In the crime series “Munich Murder” broadcast by ZDF, inspectors Flierl, Neuhauser and Schaller recently solved the murder of a club owner with their usual casual obstinacy. The series is rich in wordplay and whimsicality, and it’s also happy to break the rules of the zeitgeist when the need arises. For example, when Ludwig Schaller (played by Alexander Held) greets the Munich ladies charmingly with a kiss on the hand and, above all, when he always addresses his colleague (played by Bernadette Heerwagen) as Miss Flierl. Fräulein Flierl – that sounds extremely sonorous when the actor Held whispers it, but in real life many progressives would probably bestow the blessings of the so-called cancel culture on him immediately.
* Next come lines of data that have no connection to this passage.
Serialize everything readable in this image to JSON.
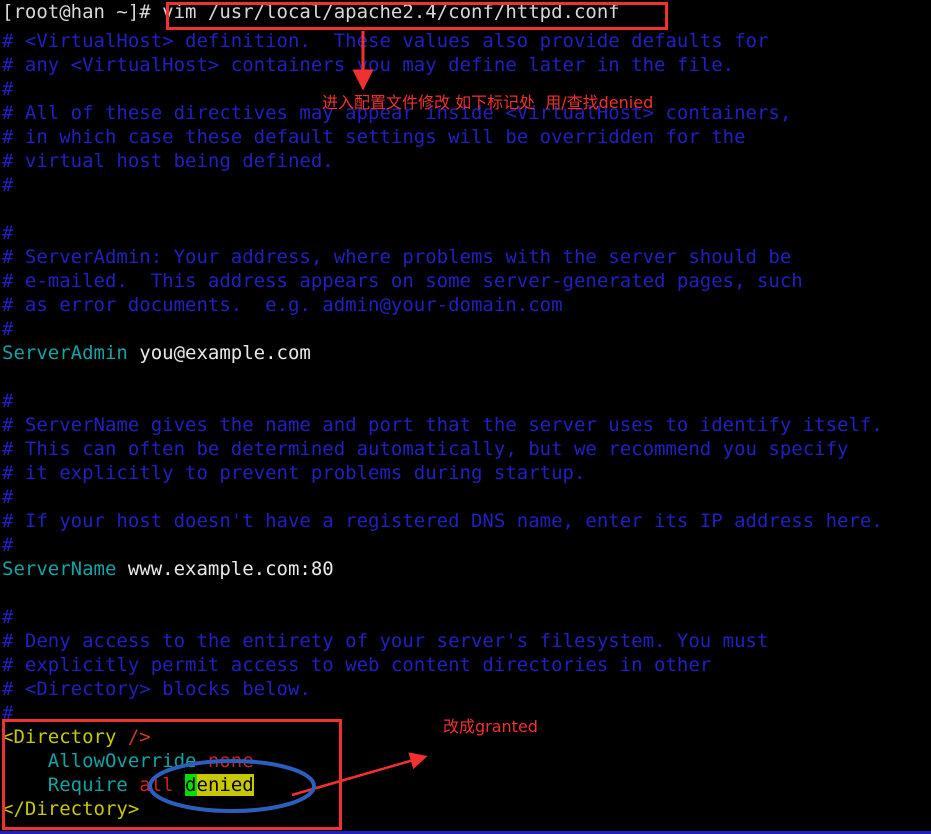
{
  "terminal": {
    "prompt": "[root@han ~]# ",
    "command": "vim /usr/local/apache2.4/conf/httpd.conf",
    "lines": [
      "# <VirtualHost> definition.  These values also provide defaults for",
      "# any <VirtualHost> containers you may define later in the file.",
      "#",
      "# All of these directives may appear inside <VirtualHost> containers,",
      "# in which case these default settings will be overridden for the",
      "# virtual host being defined.",
      "#",
      "",
      "#",
      "# ServerAdmin: Your address, where problems with the server should be",
      "# e-mailed.  This address appears on some server-generated pages, such",
      "# as error documents.  e.g. admin@your-domain.com",
      "#"
    ],
    "server_admin": {
      "directive": "ServerAdmin",
      "value": " you@example.com"
    },
    "lines2": [
      "",
      "#",
      "# ServerName gives the name and port that the server uses to identify itself.",
      "# This can often be determined automatically, but we recommend you specify",
      "# it explicitly to prevent problems during startup.",
      "#",
      "# If your host doesn't have a registered DNS name, enter its IP address here.",
      "#"
    ],
    "server_name": {
      "directive": "ServerName",
      "value": " www.example.com:80"
    },
    "lines3": [
      "",
      "#",
      "# Deny access to the entirety of your server's filesystem. You must",
      "# explicitly permit access to web content directories in other",
      "# <Directory> blocks below.",
      "#"
    ],
    "directory_block": {
      "open_tag": "<Directory ",
      "open_slash": "/>",
      "indent": "    ",
      "allow_override_key": "AllowOverride ",
      "allow_override_value": "none",
      "require_key": "Require ",
      "require_scope": "all ",
      "require_value_cursor": "d",
      "require_value_rest": "enied",
      "close_tag": "</Directory>"
    }
  },
  "annotations": {
    "command_box_label": "vim /usr/local/apache2.4/conf/httpd.conf",
    "note_top": "进入配置文件修改 如下标记处  用/查找denied",
    "note_bottom": "改成granted",
    "accent_red": "#f23030",
    "accent_blue": "#2c5fbd",
    "highlight_yellow": "#c8c800",
    "cursor_green": "#00e000"
  }
}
Discrimination, devaluation, language racism – the current German language order mercilessly condemns the use of words like Miss.
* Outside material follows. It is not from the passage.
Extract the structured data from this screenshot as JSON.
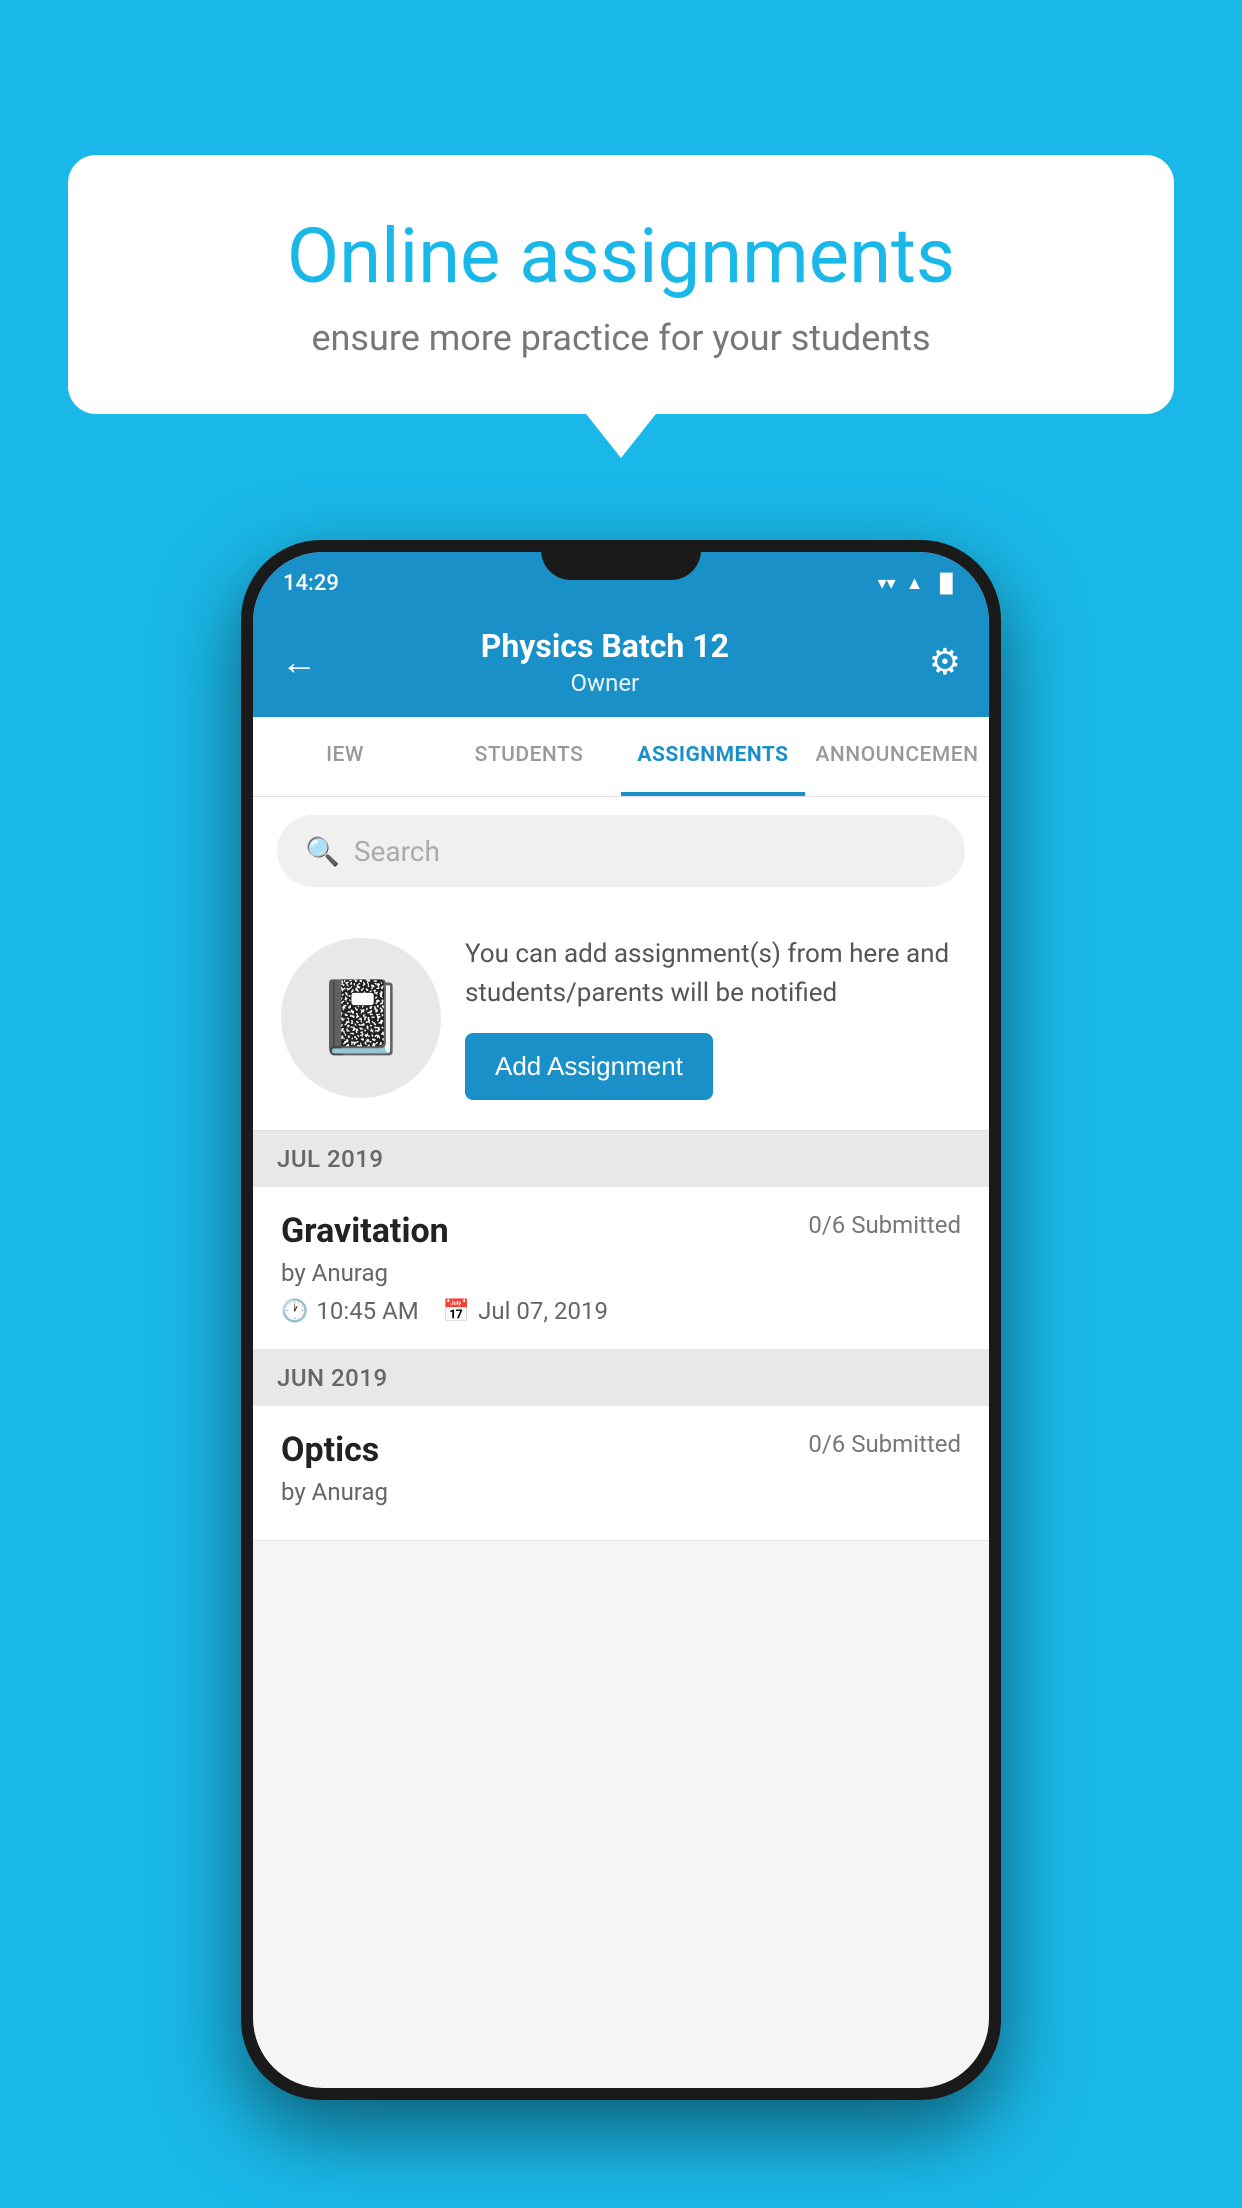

The form of address Fräulein was banned from the cosmos of official German as early as 1971. Other languages ​​also have comparable diminutives whose lovely sound is undeniable: Signorina, Señorita, Mademoiselle – translated, of course, they all mean little woman or little lady. This devaluation was glossed over by sentimental outbursts such as the Fräulein Miracle in the 1950s or by the Miss from Office, which was indispensable for a long time. And then there was the school girl, a respectable and authoritative institution. If the “Schuifreilein” ordered something, then that counted. The author Hans Niedermayer impressively describes in his memoir “Child in another world” how the schoolgirl simply ignored him, although he could have answered some of the questions.

raners

A reader reported that he was served a beetroot salad in a hospital in Upper Bavaria, but the nurse did not know the word Raner. Yellow and beetroot are also falling victim to the language change, and you can only find carrots and beetroot in the supermarket. Even local market women mark their Rannen or Raner (dark a), as the beets were called, as beetroot. “Ranen and red turnips” already appear in Andreas Zaupser’s dictionary from 1789. These are the original names of this vegetable, which no longer meet today’s worldly standards. Disadvantage: One tends to misspell. However, if there are such, beets are red-colored garden beds. The yellow turnip, called Goiberuam in the dialect, ekes out its existence today as carrots, carrots and carrots.